Die Chance, ein großer Boxer zu werden, ist verpasst. Sein Bruder gab sich in einem Boxkampf für ihn aus, ging k.o., und als der Versuch, seinen Ruf wiederherzustellen, scheitert, lässt ihn sein Agent in Portugal fallen. Nun ist er 31 Jahre alt.

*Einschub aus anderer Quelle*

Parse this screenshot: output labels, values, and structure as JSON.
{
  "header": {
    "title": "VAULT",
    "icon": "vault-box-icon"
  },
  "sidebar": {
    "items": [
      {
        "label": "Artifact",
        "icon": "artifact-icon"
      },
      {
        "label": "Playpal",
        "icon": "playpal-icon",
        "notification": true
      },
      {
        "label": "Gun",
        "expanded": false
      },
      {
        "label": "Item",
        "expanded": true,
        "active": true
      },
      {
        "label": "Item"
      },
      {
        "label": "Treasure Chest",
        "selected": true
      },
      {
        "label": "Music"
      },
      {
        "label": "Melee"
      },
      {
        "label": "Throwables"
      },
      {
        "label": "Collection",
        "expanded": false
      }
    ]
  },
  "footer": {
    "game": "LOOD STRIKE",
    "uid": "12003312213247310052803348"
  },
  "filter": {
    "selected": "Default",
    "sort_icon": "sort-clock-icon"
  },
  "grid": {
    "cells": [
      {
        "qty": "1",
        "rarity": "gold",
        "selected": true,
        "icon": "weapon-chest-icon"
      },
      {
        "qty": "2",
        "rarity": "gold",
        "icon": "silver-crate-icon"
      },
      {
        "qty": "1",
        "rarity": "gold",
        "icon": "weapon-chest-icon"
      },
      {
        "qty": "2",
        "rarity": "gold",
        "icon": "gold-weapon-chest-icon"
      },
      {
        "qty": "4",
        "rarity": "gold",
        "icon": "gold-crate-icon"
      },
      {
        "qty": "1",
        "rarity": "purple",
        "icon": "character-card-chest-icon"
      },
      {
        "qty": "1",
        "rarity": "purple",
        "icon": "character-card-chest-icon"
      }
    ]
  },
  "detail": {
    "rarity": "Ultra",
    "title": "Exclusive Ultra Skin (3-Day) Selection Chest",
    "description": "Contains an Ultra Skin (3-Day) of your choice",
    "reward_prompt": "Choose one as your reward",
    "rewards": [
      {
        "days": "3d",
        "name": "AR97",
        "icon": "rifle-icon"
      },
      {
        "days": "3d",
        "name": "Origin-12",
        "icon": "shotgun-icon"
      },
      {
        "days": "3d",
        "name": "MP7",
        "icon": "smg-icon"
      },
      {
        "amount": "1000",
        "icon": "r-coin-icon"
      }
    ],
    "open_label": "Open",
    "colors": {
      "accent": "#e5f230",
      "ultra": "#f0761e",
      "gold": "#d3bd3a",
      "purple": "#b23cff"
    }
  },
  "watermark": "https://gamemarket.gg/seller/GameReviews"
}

„Belarmino“ (1964) ist ein Film über ein verpasstes Leben. „Hätte Belarmino in einem anderen Land gelebt, wäre vielleicht ein großer Champion aus ihm geworden“, wird ernüchtert zusammengefasst. Mit einer distanzierten, meist aus der Ferne ihren Protagonisten suchenden Kamera folgt Regisseur Fernando Lopes dem BoxerBelarmino Fragoso auf seinen einsamen Streifzügen durch Lissabon, über die Praça dos Restauradores, an Tramhaltestellen, wo er Frauen nachstellt, in Cabarets und Bars. Den Fluss des alltäglichen Lebens bremst Lopes mit Standbildern. Den entscheidenden Boxkampf friert er immer wieder ein, im gestoppten Bild lässt sich Belarminos Gesicht genau betrachten und ausdeuten. Die Physiognomie des Boxers ist abweisend, zerrüttet von Kämpfen, sein Gesicht hart. Aber hier sehen wir nicht mehr als zuvor. Belarmino bleibt uns fremd. Vielleicht deckt Film die Wahrheit auf, aber was, so fragt Lopes hier, sehen wir von der Wahrheit?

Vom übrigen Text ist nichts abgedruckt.